In order to evaluate the level of resistance to LLINs, mosquitoes were also exposed to LLINs for longer durations than the 3 min advised in the WHO protocol (Experiment 1: 3 min, 1, 2, 4, 6 h; experiment 2: 3 min, 2, 4, 6, 8 h). In each experiment, for each time treatment, two replicates of five mosquitoes were exposed to untreated netting and four replicates of five mosquitoes to LLIN. Only the two PermaNet 2.0 LLINs were tested in time-exposure experiments, as mosquitoes could be caught beneath the larger mesh openings of the Olyset nets, making mortality rates for longer durations of exposure unreliable.

Forty-eight An. gambiae s.l. and two hundred An. funestus s.l. F₁ females were identified to species by PCR using the methods of Scott et al. [15] and Koekemoer et al. [16], respectively. Extraction of DNA was done for the An. funestus group, and a single leg was used directly as template for the An. gambiae complex.
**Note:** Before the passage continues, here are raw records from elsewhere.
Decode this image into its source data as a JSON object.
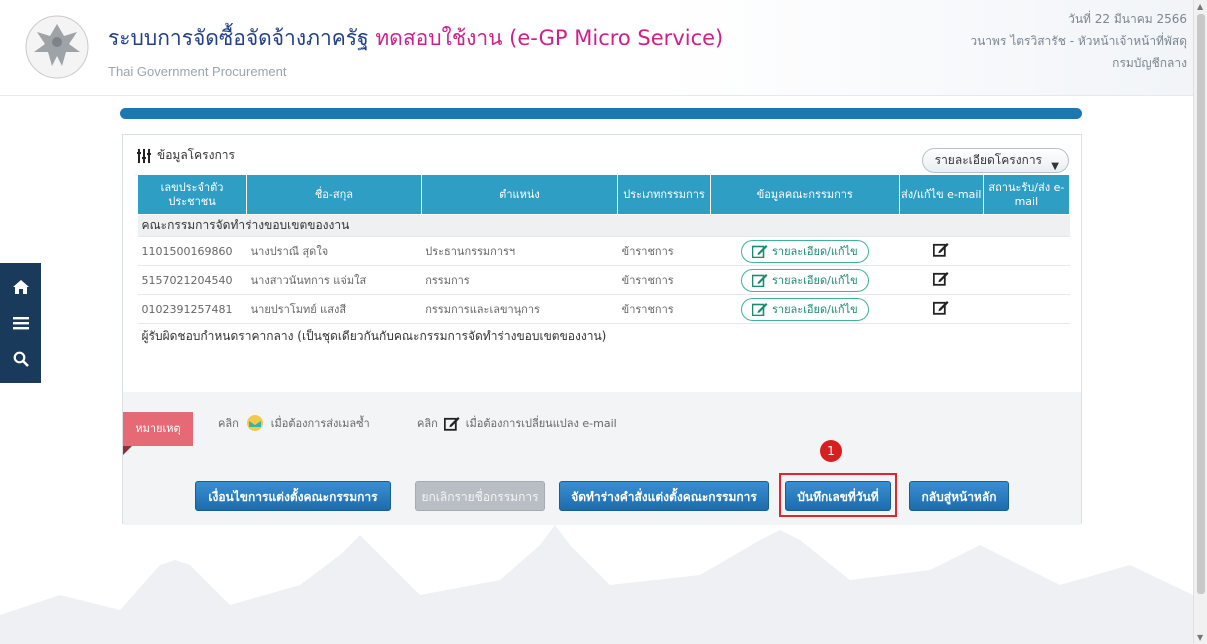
{
  "header": {
    "title_main": "ระบบการจัดซื้อจัดจ้างภาครัฐ ",
    "title_trial": "ทดสอบใช้งาน (e-GP Micro Service)",
    "subtitle": "Thai Government Procurement",
    "date": "วันที่ 22 มีนาคม 2566",
    "user": "วนาพร ไตรวิสารัช - หัวหน้าเจ้าหน้าที่พัสดุ",
    "department": "กรมบัญชีกลาง"
  },
  "panel": {
    "title": "ข้อมูลโครงการ",
    "detail_button": "รายละเอียดโครงการ",
    "columns": [
      "เลขประจำตัวประชาชน",
      "ชื่อ-สกุล",
      "ตำแหน่ง",
      "ประเภทกรรมการ",
      "ข้อมูลคณะกรรมการ",
      "ส่ง/แก้ไข e-mail",
      "สถานะรับ/ส่ง e-mail"
    ],
    "section1": "คณะกรรมการจัดทำร่างขอบเขตของงาน",
    "rows": [
      {
        "id": "1101500169860",
        "name": "นางปราณี สุดใจ",
        "position": "ประธานกรรมการฯ",
        "type": "ข้าราชการ",
        "action": "รายละเอียด/แก้ไข"
      },
      {
        "id": "5157021204540",
        "name": "นางสาวนันทการ แจ่มใส",
        "position": "กรรมการ",
        "type": "ข้าราชการ",
        "action": "รายละเอียด/แก้ไข"
      },
      {
        "id": "0102391257481",
        "name": "นายปราโมทย์ แสงสี",
        "position": "กรรมการและเลขานุการ",
        "type": "ข้าราชการ",
        "action": "รายละเอียด/แก้ไข"
      }
    ],
    "section2": "ผู้รับผิดชอบกำหนดราคากลาง (เป็นชุดเดียวกันกับคณะกรรมการจัดทำร่างขอบเขตของงาน)"
  },
  "notes": {
    "tag": "หมายเหตุ",
    "click1": "คลิก",
    "text1": "เมื่อต้องการส่งเมลซ้ำ",
    "click2": "คลิก",
    "text2": "เมื่อต้องการเปลี่ยนแปลง e-mail"
  },
  "buttons": {
    "amend": "เงื่อนไขการแต่งตั้งคณะกรรมการ",
    "cancel": "ยกเลิกรายชื่อกรรมการ",
    "draft": "จัดทำร่างคำสั่งแต่งตั้งคณะกรรมการ",
    "save_number": "บันทึกเลขที่วันที่",
    "home": "กลับสู่หน้าหลัก"
  },
  "annotation": {
    "step": "1"
  },
  "colors": {
    "header_blue": "#1f3f86",
    "trial_pink": "#d01f8a",
    "table_head": "#2f9ec4",
    "button_blue": "#1c6cae",
    "highlight": "#e0262b"
  }
}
Individuals identified as An. arabiensis were screened for the presence of East- and West-knockdown resistance (kdr) alleles using the methods of Bass et al. [17].
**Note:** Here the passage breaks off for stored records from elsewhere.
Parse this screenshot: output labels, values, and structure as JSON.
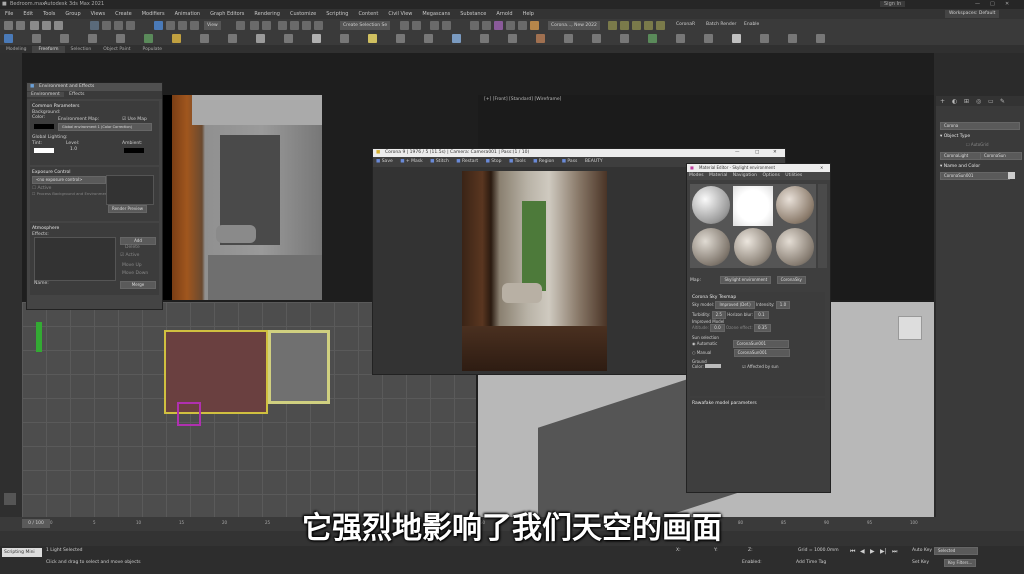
{
  "titlebar": {
    "file": "Bedroom.max",
    "app": "Autodesk 3ds Max 2021",
    "signin": "Sign In"
  },
  "menu": [
    "File",
    "Edit",
    "Tools",
    "Group",
    "Views",
    "Create",
    "Modifiers",
    "Animation",
    "Graph Editors",
    "Rendering",
    "Customize",
    "Scripting",
    "Content",
    "Civil View",
    "Megascans",
    "Substance",
    "Arnold",
    "Help"
  ],
  "toolbar": {
    "view_select": "View",
    "create_selection_set": "Create Selection Se",
    "workspace": "Workspaces: Default",
    "coronar": "CoronaR",
    "batch_render": "Batch Render",
    "enable": "Enable",
    "coord": "Corona..., New 2022"
  },
  "ribbon_tabs": [
    "Modeling",
    "Freeform",
    "Selection",
    "Object Paint",
    "Populate"
  ],
  "env_window": {
    "title": "Environment and Effects",
    "tabs": [
      "Environment",
      "Effects"
    ],
    "common_parameters": "Common Parameters",
    "background": "Background:",
    "color": "Color:",
    "env_map": "Environment Map:",
    "use_map": "Use Map",
    "map_name": "Global environment 1 (Color Correction)",
    "global_lighting": "Global Lighting:",
    "tint": "Tint:",
    "level": "Level:",
    "level_val": "1.0",
    "ambient": "Ambient:",
    "exposure_control": "Exposure Control",
    "exposure_type": "<no exposure control>",
    "active": "Active",
    "process_bg": "Process Background and Environment Maps",
    "render_preview": "Render Preview",
    "atmosphere": "Atmosphere",
    "effects": "Effects:",
    "add": "Add",
    "delete": "Delete",
    "active2": "Active",
    "move_up": "Move Up",
    "move_down": "Move Down",
    "name": "Name:",
    "merge": "Merge"
  },
  "viewports": {
    "top_left": "[+] [Camera001] [Standard] [Default Shading]",
    "top_right": "[+] [Front] [Standard] [Wireframe]",
    "bottom_left": "[+] [Top] [Standard] [Wireframe]",
    "bottom_right": "[+] [Perspective] [Standard] [Default Shading]"
  },
  "vfb": {
    "title": "Corona 9 | 1976 / 5 (11.5s) | Camera: Camera001 | Pass:(1 / 10)",
    "buttons": [
      "Save",
      "+ Mask",
      "Stitch",
      "Restart",
      "Stop",
      "Tools",
      "Region",
      "Pass",
      "BEAUTY"
    ]
  },
  "material_editor": {
    "title": "Material Editor - Skylight environment",
    "menu": [
      "Modes",
      "Material",
      "Navigation",
      "Options",
      "Utilities"
    ],
    "map_label": "Map:",
    "map_name": "Skylight environment",
    "map_type": "CoronaSky",
    "rollout": "Corona Sky Texmap",
    "sky_model": "Sky model:",
    "sky_model_val": "Improved (Def.)",
    "intensity": "Intensity:",
    "intensity_val": "1.0",
    "turbidity": "Turbidity:",
    "turbidity_val": "2.5",
    "horizon_blur": "Horizon blur:",
    "horizon_val": "0.1",
    "improved_model": "Improved Model",
    "altitude": "Altitude:",
    "altitude_val": "0.0",
    "ozone": "Ozone effect:",
    "ozone_val": "0.35",
    "sun_selection": "Sun selection",
    "automatic": "Automatic",
    "sun_auto": "CoronaSun001",
    "manual": "Manual",
    "sun_manual": "CoronaSun001",
    "ground": "Ground",
    "color": "Color:",
    "affected": "Affected by sun",
    "rawafake": "Rawafake model parameters"
  },
  "command_panel": {
    "category": "Corona",
    "object_type": "Object Type",
    "autogrid": "AutoGrid",
    "btn1": "CoronaLight",
    "btn2": "CoronaSun",
    "name_color": "Name and Color",
    "obj_name": "CoronaSun001"
  },
  "timeline": {
    "frame": "0 / 100",
    "ticks": [
      "0",
      "5",
      "10",
      "15",
      "20",
      "25",
      "30",
      "35",
      "40",
      "45",
      "50",
      "55",
      "60",
      "65",
      "70",
      "75",
      "80",
      "85",
      "90",
      "95",
      "100"
    ]
  },
  "status": {
    "maxscript": "Scripting Mini",
    "selected": "1 Light Selected",
    "prompt": "Click and drag to select and move objects",
    "x": "X:",
    "y": "Y:",
    "z": "Z:",
    "grid": "Grid = 1000.0mm",
    "enabled": "Enabled:",
    "add_time_tag": "Add Time Tag",
    "auto_key": "Auto Key",
    "selected_dd": "Selected",
    "set_key": "Set Key",
    "key_filters": "Key Filters..."
  },
  "subtitle": "它强烈地影响了我们天空的画面"
}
‘Resistance’ to a given chemical or net was designated according to the current WHO criteria, based on the percent mortality observed 24 h after insecticide exposure: mosquito populations are classified as resistant if more than 2% of the exposed individuals survive [18]. Following the classifications proffered by Strode et al. [6], resistance to a given pyrethroid could be described as ‘low,’ if exposure led to mortality greater than 80%, ‘moderate’ if mortality was between 25 and 80%, and ‘high’ if less than 25% of females were killed by exposure.
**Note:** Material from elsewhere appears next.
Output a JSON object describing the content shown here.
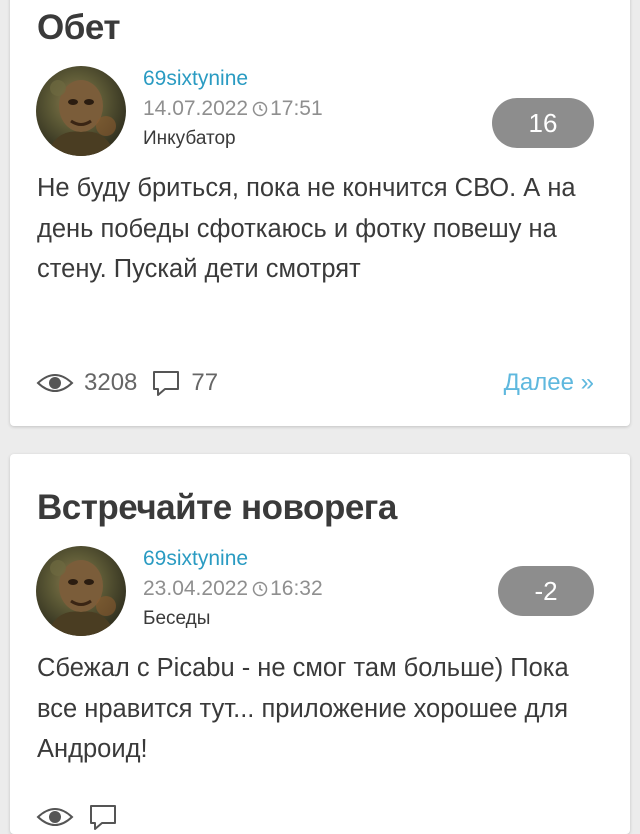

Statistical analyses were performed in R v. 2.10.1 [19]. Mortality data were analysed as Generalized Linear Models using a binomial error distribution and logit link function; in cases of overdispersion, the quasibinomial error distribution was used. For tube bioassay analyses, insecticide exposure (control or chemical) was the only independent variable. For the 3-min cone bioassay analyses, net (control, Olyset, or PermaNet 2.0) was the only independent variable. When investigating the strength of resistance to net exposure, duration of exposure (Experiment 1: 3 min, 1, 2, 4, 6 h; experiment 2: 3 min, 2, 4, 6, 8 h) was included as an independent variable as well as net (control or PermaNet 2.0). Pieces from two different PermaNets were used and the results from the two experiments were pooled, so net replicate and experiment were also included in the model as random effects. Maximal models were fitted with random effects and interaction terms first, and then non-significant terms were removed by backward-elimination.